Comme le montrent les deux graphiques suivants, les difficultés de l’hôpital Sainte Marie s’accroissent à partir de 1940 où la forte inflation et la pénurie entraînent une hausse des dépenses que les recettes et les subventions ne permettent plus de couvrir. 765

Hôpital Sainte Marie, dépenses, recettes et subventions
Hôpital Sainte Marie, dépenses, recettes et subventions
Hôpital Sainte Marie, coût par journée de malade
Hôpital Sainte Marie, coût par journée de malade

A la fin du XIXème siècle, l’œuvre médicale des Occidentaux à Shanghai est sous l’emprise des missionnaires. La municipalité française n’inverse pas cette tendance et laisse plutôt s’étendre leur action, ce qui donne une teinte religieuse aux infrastructures médicales françaises et même chinoises, en raison de l’influence d’hommes d’affaires chinois chrétiens. L’objectif premier est de ne pas se laisser devancer par les missions protestantes dans le devoir de charité chrétienne et dans l’évangélisation de la population chinoise.

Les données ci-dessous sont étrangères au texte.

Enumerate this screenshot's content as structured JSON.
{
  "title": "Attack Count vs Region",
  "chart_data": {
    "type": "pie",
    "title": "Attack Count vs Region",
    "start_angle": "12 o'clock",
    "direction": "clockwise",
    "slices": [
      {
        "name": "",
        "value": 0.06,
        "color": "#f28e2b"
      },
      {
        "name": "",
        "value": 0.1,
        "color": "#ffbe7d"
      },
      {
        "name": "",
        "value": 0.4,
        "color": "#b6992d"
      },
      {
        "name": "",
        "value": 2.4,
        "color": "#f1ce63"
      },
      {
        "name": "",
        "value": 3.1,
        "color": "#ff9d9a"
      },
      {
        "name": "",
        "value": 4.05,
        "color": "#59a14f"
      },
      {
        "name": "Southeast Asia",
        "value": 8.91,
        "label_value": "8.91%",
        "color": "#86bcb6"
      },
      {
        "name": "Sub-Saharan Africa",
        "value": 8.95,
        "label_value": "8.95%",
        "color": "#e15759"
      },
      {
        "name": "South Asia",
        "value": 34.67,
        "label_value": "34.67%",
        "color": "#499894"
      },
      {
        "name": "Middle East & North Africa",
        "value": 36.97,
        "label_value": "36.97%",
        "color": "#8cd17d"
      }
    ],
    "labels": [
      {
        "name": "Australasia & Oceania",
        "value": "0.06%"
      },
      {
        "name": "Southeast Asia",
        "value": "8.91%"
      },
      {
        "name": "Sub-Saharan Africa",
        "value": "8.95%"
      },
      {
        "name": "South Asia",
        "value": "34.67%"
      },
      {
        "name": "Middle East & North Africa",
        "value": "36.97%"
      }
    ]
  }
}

Pourtant, la direction de Sainte-Marie ne possède pas de compétences particulières dans la gestion d’un hôpital et ne sait comment agrandir ou moderniser ses infrastructures, ce qui est rendu possible grâce aux subventions de la municipalité française. Lorsque la guerre s’installe, la municipalité a du mal à faire face à l’augmentation des dépenses, tandis que le nombre de patients payants diminue. La municipalité faire de Sainte Marie une des vitrines de l’œuvre française à Shanghai, mais son attitude est contradictoire : si elle s’investit dans le développement de l’hôpital et valorise publiquement son action, elle en remet l’entière responsabilité aux Jésuites lorsque les problèmes financiers surviennent.

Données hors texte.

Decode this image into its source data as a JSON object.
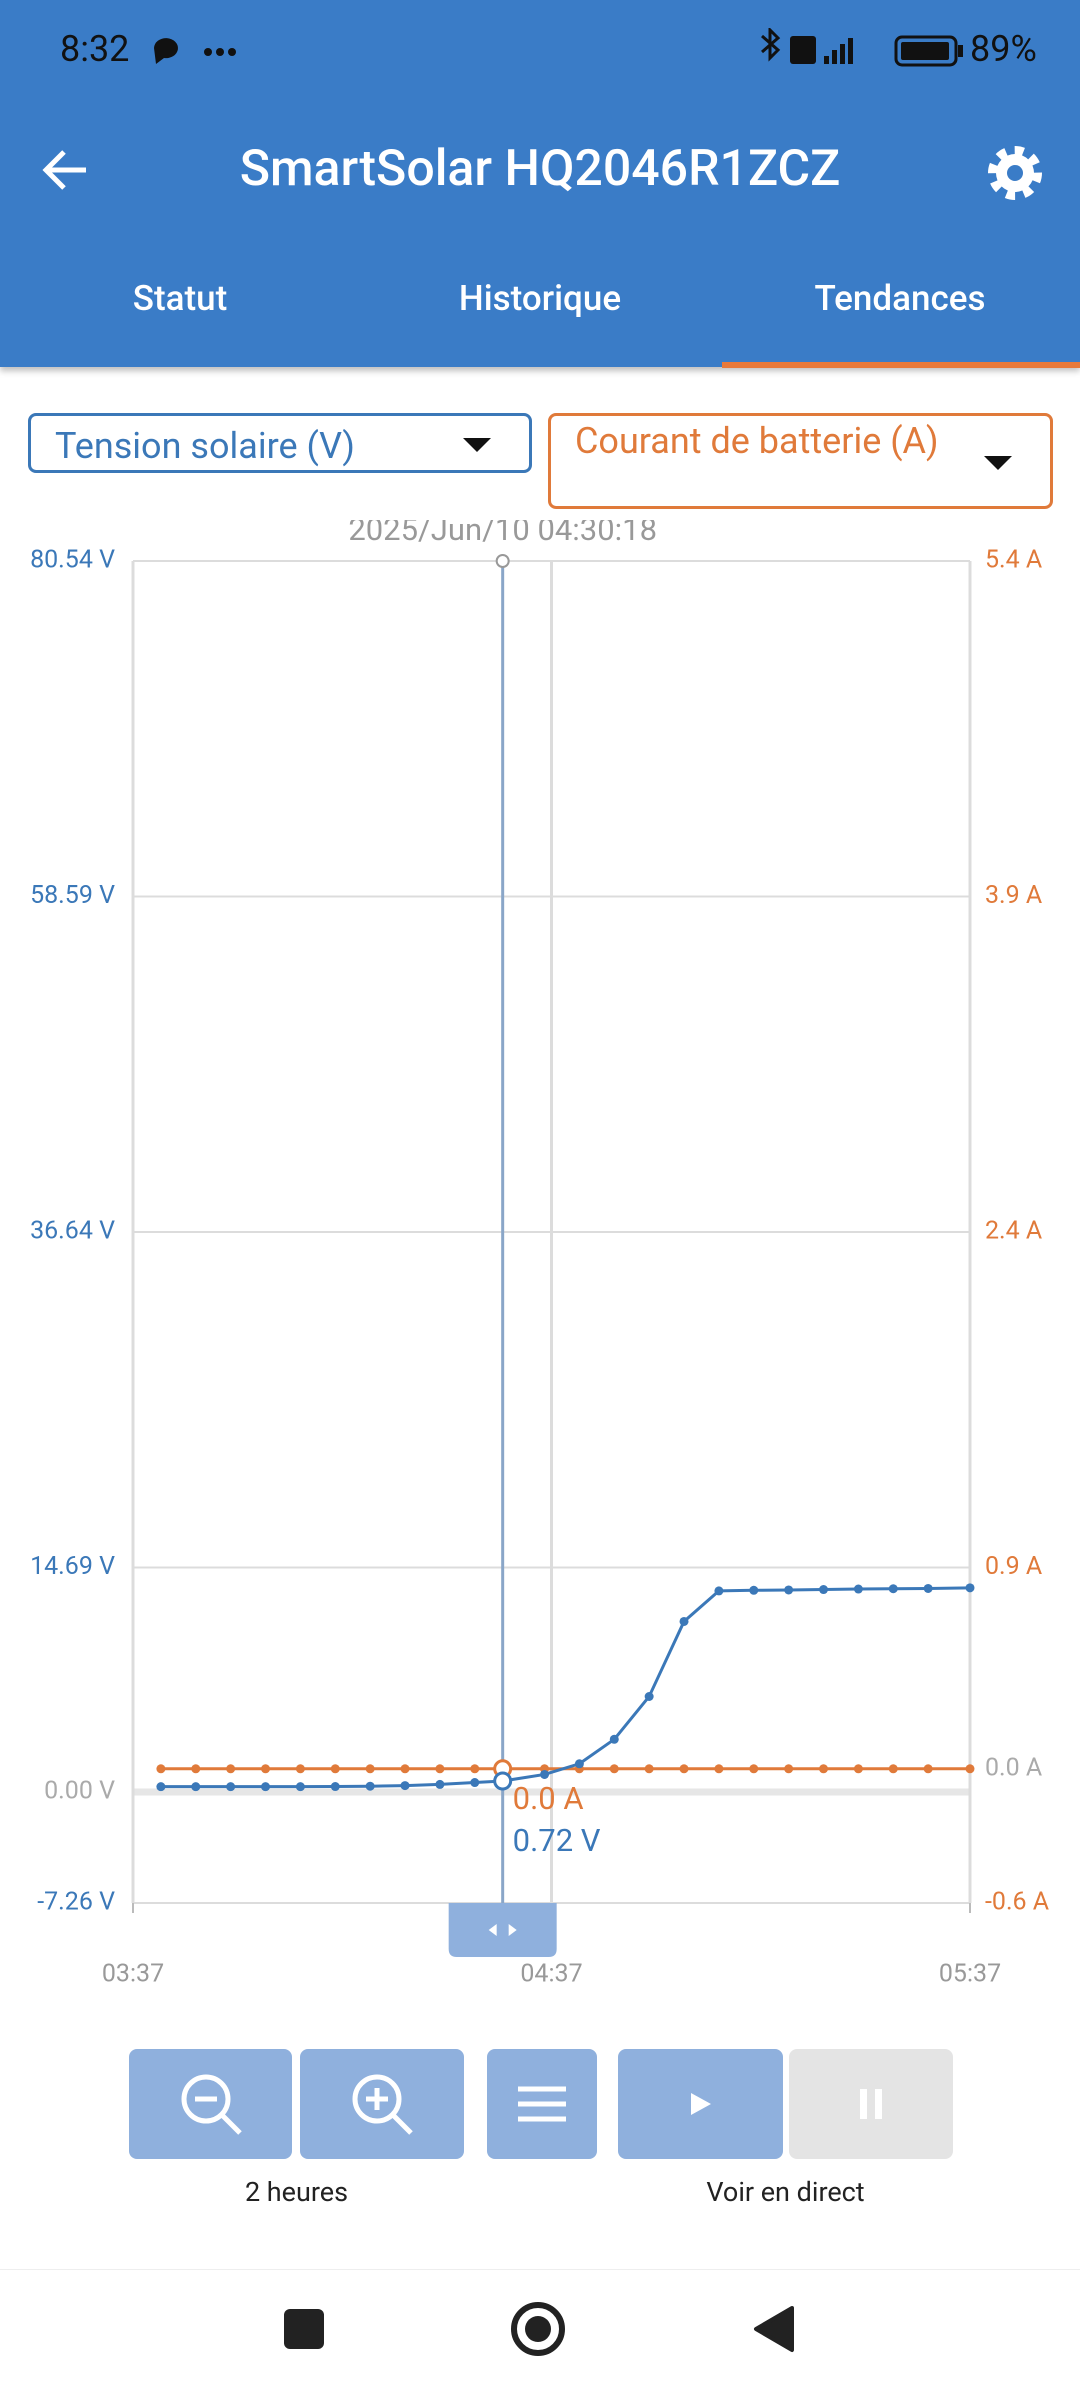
{
  "status_bar": {
    "time": "8:32",
    "battery": "89%"
  },
  "app_bar": {
    "title": "SmartSolar HQ2046R1ZCZ"
  },
  "tabs": [
    "Statut",
    "Historique",
    "Tendances"
  ],
  "chart_data": {
    "type": "line",
    "cursor_label": "2025/Jun/10 04:30:18",
    "x": [
      "03:41",
      "03:46",
      "03:51",
      "03:56",
      "04:01",
      "04:06",
      "04:11",
      "04:16",
      "04:21",
      "04:26",
      "04:30",
      "04:36",
      "04:41",
      "04:46",
      "04:51",
      "04:56",
      "05:01",
      "05:06",
      "05:11",
      "05:16",
      "05:21",
      "05:26",
      "05:31",
      "05:37"
    ],
    "xlim": [
      "03:37",
      "05:37"
    ],
    "xticks": [
      "03:37",
      "04:37",
      "05:37"
    ],
    "ylim": [
      -7.26,
      80.54
    ],
    "yticks": [
      {
        "value": 80.54,
        "label": "80.54 V"
      },
      {
        "value": 58.59,
        "label": "58.59 V"
      },
      {
        "value": 36.64,
        "label": "36.64 V"
      },
      {
        "value": 14.69,
        "label": "14.69 V"
      },
      {
        "value": 0,
        "label": "0.00 V"
      },
      {
        "value": -7.26,
        "label": "-7.26 V"
      }
    ],
    "y2lim": [
      -0.6,
      5.4
    ],
    "y2ticks": [
      {
        "value": 5.4,
        "label": "5.4 A"
      },
      {
        "value": 3.9,
        "label": "3.9 A"
      },
      {
        "value": 2.4,
        "label": "2.4 A"
      },
      {
        "value": 0.9,
        "label": "0.9 A"
      },
      {
        "value": 0,
        "label": "0.0 A"
      },
      {
        "value": -0.6,
        "label": "-0.6 A"
      }
    ],
    "grid": true,
    "series": [
      {
        "name": "Tension solaire (V)",
        "color": "#3b78b8",
        "values": [
          0.35,
          0.35,
          0.35,
          0.35,
          0.35,
          0.36,
          0.38,
          0.42,
          0.5,
          0.62,
          0.72,
          1.15,
          1.85,
          3.45,
          6.25,
          11.16,
          13.16,
          13.2,
          13.22,
          13.25,
          13.28,
          13.3,
          13.32,
          13.36
        ],
        "value_labels": [
          null,
          null,
          null,
          null,
          null,
          null,
          null,
          null,
          null,
          null,
          "0.72 V",
          null,
          null,
          null,
          null,
          null,
          null,
          null,
          null,
          null,
          null,
          null,
          null,
          null
        ]
      },
      {
        "name": "Courant de batterie (A)",
        "color": "#e07a3a",
        "axis": "y2",
        "values": [
          0,
          0,
          0,
          0,
          0,
          0,
          0,
          0,
          0,
          0,
          0,
          0,
          0,
          0,
          0,
          0,
          0,
          0,
          0,
          0,
          0,
          0,
          0,
          0
        ],
        "value_labels": [
          null,
          null,
          null,
          null,
          null,
          null,
          null,
          null,
          null,
          null,
          "0.0 A",
          null,
          null,
          null,
          null,
          null,
          null,
          null,
          null,
          null,
          null,
          null,
          null,
          null
        ]
      }
    ]
  },
  "controls": {
    "zoom_label": "2 heures",
    "live_label": "Voir en direct"
  }
}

Les administrateurs, sans compétences de gestion d’hôpital, rencontrent des difficultés financières et ne mènent pas de politique commerciale pour en assurer le développer. La modernisation s’effectue par le biais de l’administration française qui envisage des mesures visant à le rentabiliser tout en répondant aux besoins sanitaires et médicaux de la concession. La participation financière de la municipalité française, au départ peu élevée, s’accroît sans, pour autant, pouvoir le transformer en une institution municipale comme elle le souhaiterait en évinçant totalement le caractère religieux de l’hôpital.

Notes
761.

AMS, U38 5 1121, Rapport de la Mère supérieure de l’hôpital Sainte Marie, septembre 1932.

762.

AMS, U1 16 275, Articles du 6 janvier 1935, China Press, du 5 janvier 1935 du North China Daily News relatifs à l’hôpital Sainte Marie.

763.

AMS, U38 5 1177, Dossier sur l’hôpital Sainte Marie.

764.

AMS, U38 5 1666-2, Comité consultatif de l’hôpital Sainte Marie, séance du 19 mai 1938.

765.

AMS, U38 5 1177, Rapport de l’hôpital Sainte Marie sur les dépenses, les recettes et les subventions durant les années 1940 et 1941.